A coalition founded by the two largest medical specialty societies, a trade association for the health insurance industry and a federally funded healthcare quality improvement organization have agreed on supporting a set of 26 performance measures for physicians in ambulatory-care settings.
The coalition, called the Ambulatory care Quality Alliance, or AQA, was organized in 2004 by the American Academy of Family Physicians, the American College of Physicians, America's Health Insurance Plans and the Agency for Healthcare Research and Quality with the aim of finding common ground on physician-level performance metrics to improve quality of care and lay a foundation for pay-for-performance programs.
Theirs is the second batch of ambulatory-care measures made public in the past two weeks. On April 21, the National Quality Forum released for public comment a draft set of 50 performance measures for ambulatory care.
"Most of the 26 AQA performance measures are in the NQF draft measures and come from the American Medical Association's evidence-based Physician Performance Measurement Set, said Douglas Henley, M.D., executive vice president of the 94,000-member American Academy of Family Physicians.
Henley said the alliance was not attempting to pre-empt the NQF or create a rival list, but to pick a smaller set of metrics that physicians and payers could agree on now.

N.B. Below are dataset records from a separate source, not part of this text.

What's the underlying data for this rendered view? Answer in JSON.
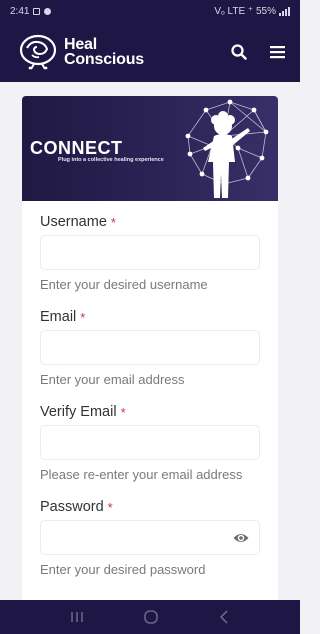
{
  "status_bar": {
    "time": "2:41",
    "right_text": "Vₒ LTE ⁺ 55%"
  },
  "header": {
    "logo_line1": "Heal",
    "logo_line2": "Conscious"
  },
  "banner": {
    "title": "CONNECT",
    "subtitle": "Plug into a collective healing experience"
  },
  "form": {
    "required_mark": "*",
    "fields": [
      {
        "label": "Username",
        "value": "",
        "hint": "Enter your desired username"
      },
      {
        "label": "Email",
        "value": "",
        "hint": "Enter your email address"
      },
      {
        "label": "Verify Email",
        "value": "",
        "hint": "Please re-enter your email address"
      },
      {
        "label": "Password",
        "value": "",
        "hint": "Enter your desired password"
      }
    ]
  },
  "icons": {
    "logo": "brain-logo-icon",
    "search": "search-icon",
    "menu": "hamburger-menu-icon",
    "eye": "eye-icon",
    "nav_recents": "recents-icon",
    "nav_home": "home-icon",
    "nav_back": "back-icon"
  },
  "colors": {
    "brand": "#1e1644",
    "required": "#c8363a",
    "background": "#f2f2f6"
  }
}
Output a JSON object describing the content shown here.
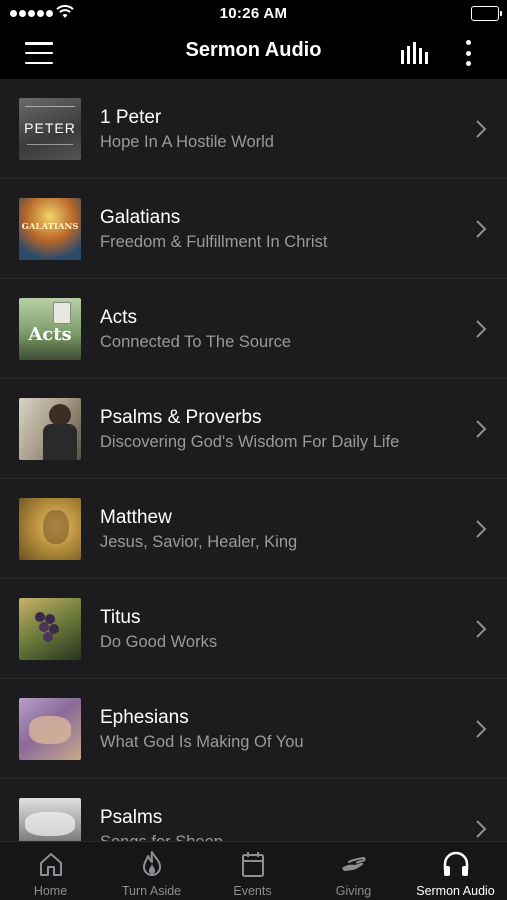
{
  "status": {
    "time": "10:26 AM"
  },
  "nav": {
    "title": "Sermon Audio"
  },
  "series": [
    {
      "title": "1 Peter",
      "subtitle": "Hope In A Hostile World",
      "thumb_text": "PETER"
    },
    {
      "title": "Galatians",
      "subtitle": "Freedom & Fulfillment In Christ",
      "thumb_text": "GALATIANS"
    },
    {
      "title": "Acts",
      "subtitle": "Connected To The Source",
      "thumb_text": "Acts"
    },
    {
      "title": "Psalms & Proverbs",
      "subtitle": "Discovering God's Wisdom For Daily Life",
      "thumb_text": ""
    },
    {
      "title": "Matthew",
      "subtitle": "Jesus, Savior, Healer, King",
      "thumb_text": ""
    },
    {
      "title": "Titus",
      "subtitle": "Do Good Works",
      "thumb_text": ""
    },
    {
      "title": "Ephesians",
      "subtitle": "What God Is Making Of You",
      "thumb_text": ""
    },
    {
      "title": "Psalms",
      "subtitle": "Songs for Sheep",
      "thumb_text": ""
    }
  ],
  "tabs": [
    {
      "label": "Home",
      "icon": "home-icon",
      "active": false
    },
    {
      "label": "Turn Aside",
      "icon": "flame-icon",
      "active": false
    },
    {
      "label": "Events",
      "icon": "calendar-icon",
      "active": false
    },
    {
      "label": "Giving",
      "icon": "giving-hand-icon",
      "active": false
    },
    {
      "label": "Sermon Audio",
      "icon": "headphones-icon",
      "active": true
    }
  ],
  "colors": {
    "background": "#000000",
    "list_background": "#1c1c1e",
    "subtitle": "#9a9a9e",
    "tab_inactive": "#8e8e93",
    "tab_active": "#ffffff"
  }
}
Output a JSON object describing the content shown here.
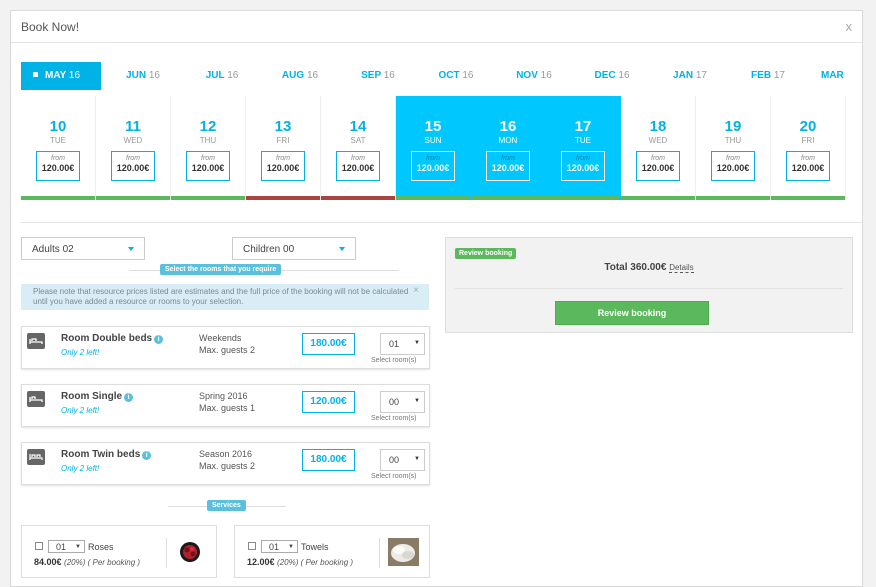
{
  "modal": {
    "title": "Book Now!",
    "close_label": "x"
  },
  "months": [
    {
      "name": "MAY",
      "year": "16",
      "active": true
    },
    {
      "name": "JUN",
      "year": "16"
    },
    {
      "name": "JUL",
      "year": "16"
    },
    {
      "name": "AUG",
      "year": "16"
    },
    {
      "name": "SEP",
      "year": "16"
    },
    {
      "name": "OCT",
      "year": "16"
    },
    {
      "name": "NOV",
      "year": "16"
    },
    {
      "name": "DEC",
      "year": "16"
    },
    {
      "name": "JAN",
      "year": "17"
    },
    {
      "name": "FEB",
      "year": "17"
    },
    {
      "name": "MAR",
      "year": ""
    }
  ],
  "days": [
    {
      "num": "10",
      "dow": "TUE",
      "from": "from",
      "price": "120.00€",
      "selected": false,
      "available": true
    },
    {
      "num": "11",
      "dow": "WED",
      "from": "from",
      "price": "120.00€",
      "selected": false,
      "available": true
    },
    {
      "num": "12",
      "dow": "THU",
      "from": "from",
      "price": "120.00€",
      "selected": false,
      "available": true
    },
    {
      "num": "13",
      "dow": "FRI",
      "from": "from",
      "price": "120.00€",
      "selected": false,
      "available": false
    },
    {
      "num": "14",
      "dow": "SAT",
      "from": "from",
      "price": "120.00€",
      "selected": false,
      "available": false
    },
    {
      "num": "15",
      "dow": "SUN",
      "from": "from",
      "price": "120.00€",
      "selected": true,
      "available": true
    },
    {
      "num": "16",
      "dow": "MON",
      "from": "from",
      "price": "120.00€",
      "selected": true,
      "available": true
    },
    {
      "num": "17",
      "dow": "TUE",
      "from": "from",
      "price": "120.00€",
      "selected": true,
      "available": true
    },
    {
      "num": "18",
      "dow": "WED",
      "from": "from",
      "price": "120.00€",
      "selected": false,
      "available": true
    },
    {
      "num": "19",
      "dow": "THU",
      "from": "from",
      "price": "120.00€",
      "selected": false,
      "available": true
    },
    {
      "num": "20",
      "dow": "FRI",
      "from": "from",
      "price": "120.00€",
      "selected": false,
      "available": true
    }
  ],
  "colors": {
    "accent": "#00b2e6",
    "selected_day": "#00c8ff",
    "available": "#5cb85c",
    "unavailable": "#a94442",
    "info": "#5bc0de"
  },
  "filters": {
    "adults": "Adults 02",
    "children": "Children 00"
  },
  "rooms_heading": "Select the rooms that you require",
  "alert_text": "Please note that resource prices listed are estimates and the full price of the booking will not be calculated until you have added a resource or rooms to your selection.",
  "alert_close": "×",
  "rooms": [
    {
      "name": "Room Double beds",
      "left": "Only 2 left!",
      "season": "Weekends",
      "guests": "Max. guests 2",
      "price": "180.00€",
      "qty": "01",
      "qty_label": "Select room(s)",
      "icon": "double-bed-icon"
    },
    {
      "name": "Room Single",
      "left": "Only 2 left!",
      "season": "Spring 2016",
      "guests": "Max. guests 1",
      "price": "120.00€",
      "qty": "00",
      "qty_label": "Select room(s)",
      "icon": "single-bed-icon"
    },
    {
      "name": "Room Twin beds",
      "left": "Only 2 left!",
      "season": "Season 2016",
      "guests": "Max. guests 2",
      "price": "180.00€",
      "qty": "00",
      "qty_label": "Select room(s)",
      "icon": "twin-bed-icon"
    }
  ],
  "services_heading": "Services",
  "services": [
    {
      "qty": "01",
      "name": "Roses",
      "price": "84.00€",
      "detail": "(20%) ( Per booking )",
      "image": "roses-image"
    },
    {
      "qty": "01",
      "name": "Towels",
      "price": "12.00€",
      "detail": "(20%) ( Per booking )",
      "image": "towels-image"
    }
  ],
  "review": {
    "tag": "Review booking",
    "total_label": "Total 360.00€",
    "details_link": "Details",
    "button": "Review booking"
  }
}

Final approval of the NQF's set by its board of directors is not expected until mid-summer or early fall.
"We're very supportive -- not only the academy, but all the other principals of the AQA -- of the NQF process," Henley said. "We felt that it was important in the spring of 2005 to identify this starter set, because many payers and Congress are looking to 2006 to implement some performance measures.
"We're talking about a sea change of how the whole healthcare system behaves, including how physicians and other providers get their work done and get paid," he said.
Coming up with a basic list now enables payers to incorporate the measures into pay-for-performance arrangements that will be used by payers and self-insured employers next year, Henley said. As the NQF list is balloted and approved, the AQA will take a look at the remainder of the NQF measures with an eye toward endorsement by the alliance for possible use in 2007.
"We will continue to discuss the next step beyond this," Henley said.
Carolyn Clancy, M.D., director of the Agency for Healthcare Research and Quality, also said the intent of the AQA effort is to "prioritize an implementation strategy" and not compete with the NQF in selecting or approving specific measures.
She, too, stressed a sense of urgency, driven by payers and consumers.
"It was very important to signal now the progress that has been made," Clancy said, but a subsequent expansion of the AQA list will rely on NQF-approved measures.
"Our goal here is harmonization, period," she said.
Many of the alliance guidelines are standard fare for quality improvement programs: the prescription of beta blockers after hospitalization for acute myocardial infarction, the percentage of patients ages 50 to 64 who were given flu shots and the timely screening of adults for colorectal cancer.
Two of the guidelines are for "efficiency," a word physicians often interpret as purely for cost control, but Henley said the two selected -- both of which are designed to gauge the appropriate use of antibiotics in treating children -- also have evidence to support their positive impacts on patient outcomes.